Integrin α2β1 is a widely expressed collagen I receptor which also mediates laminin-111 binding in some cell types, but the functional relevance of collagen versus laminin binding for different cell types is poorly understood. Here we use AFM-based singe-cell force spectroscopy (SCFS) to compare α2β1-mediated adhesion strength to collagen and laminin in different cell types. Chinese Hamster Ovary (CHO) cells stably expressing integrin α2β1 (CHO-A2) displayed enhanced adhesion to collagen, but weak adhesion to laminin, consistent with a role of α2β1 as a receptor only for collagen in these cells. Inversely, the α2β1-deficient CHO wildtype cells (CHO-WT) showed weak adhesion to collagen, but strong adhesion to laminin-111, in turn suggesting that integrin α2β1 expression suppresses laminin binding. Analogous results were obtained in a pair of SAOS-2 human osteosarcoma cell lines.

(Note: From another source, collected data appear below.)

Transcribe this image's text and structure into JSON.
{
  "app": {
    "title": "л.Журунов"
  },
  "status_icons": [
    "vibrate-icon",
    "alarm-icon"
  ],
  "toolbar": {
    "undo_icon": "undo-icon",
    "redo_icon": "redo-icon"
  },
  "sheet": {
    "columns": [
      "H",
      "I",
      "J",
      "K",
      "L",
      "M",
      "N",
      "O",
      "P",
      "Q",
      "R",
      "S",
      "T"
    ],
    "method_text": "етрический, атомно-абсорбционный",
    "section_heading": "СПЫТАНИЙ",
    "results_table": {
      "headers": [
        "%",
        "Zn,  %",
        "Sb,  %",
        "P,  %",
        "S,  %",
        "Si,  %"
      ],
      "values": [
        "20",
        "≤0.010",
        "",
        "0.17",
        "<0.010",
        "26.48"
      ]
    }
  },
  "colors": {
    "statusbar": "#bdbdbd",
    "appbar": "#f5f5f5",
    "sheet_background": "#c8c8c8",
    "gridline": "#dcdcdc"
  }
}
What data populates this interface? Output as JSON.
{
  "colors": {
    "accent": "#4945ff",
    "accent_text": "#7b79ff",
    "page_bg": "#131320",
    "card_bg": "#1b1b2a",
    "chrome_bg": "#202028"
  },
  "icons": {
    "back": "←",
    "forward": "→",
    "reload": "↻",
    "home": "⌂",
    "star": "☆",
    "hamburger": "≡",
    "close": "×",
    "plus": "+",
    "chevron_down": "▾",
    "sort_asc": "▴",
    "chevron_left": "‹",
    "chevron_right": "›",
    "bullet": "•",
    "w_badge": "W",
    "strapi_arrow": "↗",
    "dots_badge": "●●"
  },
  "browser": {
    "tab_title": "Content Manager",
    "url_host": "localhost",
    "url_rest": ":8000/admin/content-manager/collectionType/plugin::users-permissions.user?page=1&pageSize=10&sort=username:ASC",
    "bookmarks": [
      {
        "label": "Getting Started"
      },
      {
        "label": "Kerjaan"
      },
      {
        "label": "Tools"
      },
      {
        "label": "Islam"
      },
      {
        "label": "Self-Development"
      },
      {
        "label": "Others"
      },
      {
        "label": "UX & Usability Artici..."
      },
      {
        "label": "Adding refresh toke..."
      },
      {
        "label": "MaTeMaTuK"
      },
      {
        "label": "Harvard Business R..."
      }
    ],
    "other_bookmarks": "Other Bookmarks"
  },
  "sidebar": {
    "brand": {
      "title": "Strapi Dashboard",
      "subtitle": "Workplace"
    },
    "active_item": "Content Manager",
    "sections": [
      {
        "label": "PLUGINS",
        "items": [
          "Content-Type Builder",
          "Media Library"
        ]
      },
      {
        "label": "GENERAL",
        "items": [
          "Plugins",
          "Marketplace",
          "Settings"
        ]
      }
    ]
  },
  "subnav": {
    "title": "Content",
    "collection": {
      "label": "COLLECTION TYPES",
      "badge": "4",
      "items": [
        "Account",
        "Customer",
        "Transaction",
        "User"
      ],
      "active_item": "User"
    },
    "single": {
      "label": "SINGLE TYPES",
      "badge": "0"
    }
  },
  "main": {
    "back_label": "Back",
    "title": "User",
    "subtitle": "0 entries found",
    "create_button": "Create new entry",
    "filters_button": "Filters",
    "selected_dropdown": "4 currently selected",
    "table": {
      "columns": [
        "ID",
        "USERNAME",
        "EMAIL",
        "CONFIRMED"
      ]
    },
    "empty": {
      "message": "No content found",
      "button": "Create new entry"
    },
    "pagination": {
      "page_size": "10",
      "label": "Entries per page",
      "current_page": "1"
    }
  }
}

Again, wildtype cells (SAOS-WT) adhered strongly to laminin and poorly to collagen, while expression of integrin α2β1 (SAOS-A2) induced strong adhesion to collagen, but reduced adhesion to laminin. Expression of α2β1 also shifted cell spreading preference from laminin to collagen and suppressed laminin-dependent transmigration. In agreement with reduced laminin adhesion, α2β1 expression downregulated transcription and expression of integrin subunits α6 and β4, components of the main laminin-111 binding receptors integrin α6β1 and α6β4 in these cells. Integrin α6 and β4 expression was also reduced when α2 expression was chemically induced using tetradecanoyl-phorbol-acetate (TPA). Our results thus show that integrin α2β1 expression negatively regulates integrin α6β1 and α6β4-mediated adhesion, spreading and invasion on laminin in different cancer cell types. In contrast to SAOS-WT, but similar to SAOS-A2 osteosarcoma cells, primary Human osteoblasts (HOB) cells express α2 but only low levels of β4 integrin, preferentially adhere to and spread on collagen over laminin and show suppressed laminin-dependent transmigration. By enhancing collagen binding directly and suppressing laminin binding indirectly through laminin receptor downregulation, α2β1 expression may thus re-direct migrating cancer cells from laminin-rich to collagenous tissues and partially revert osteosarcoma cells towards an untransformed phenotype.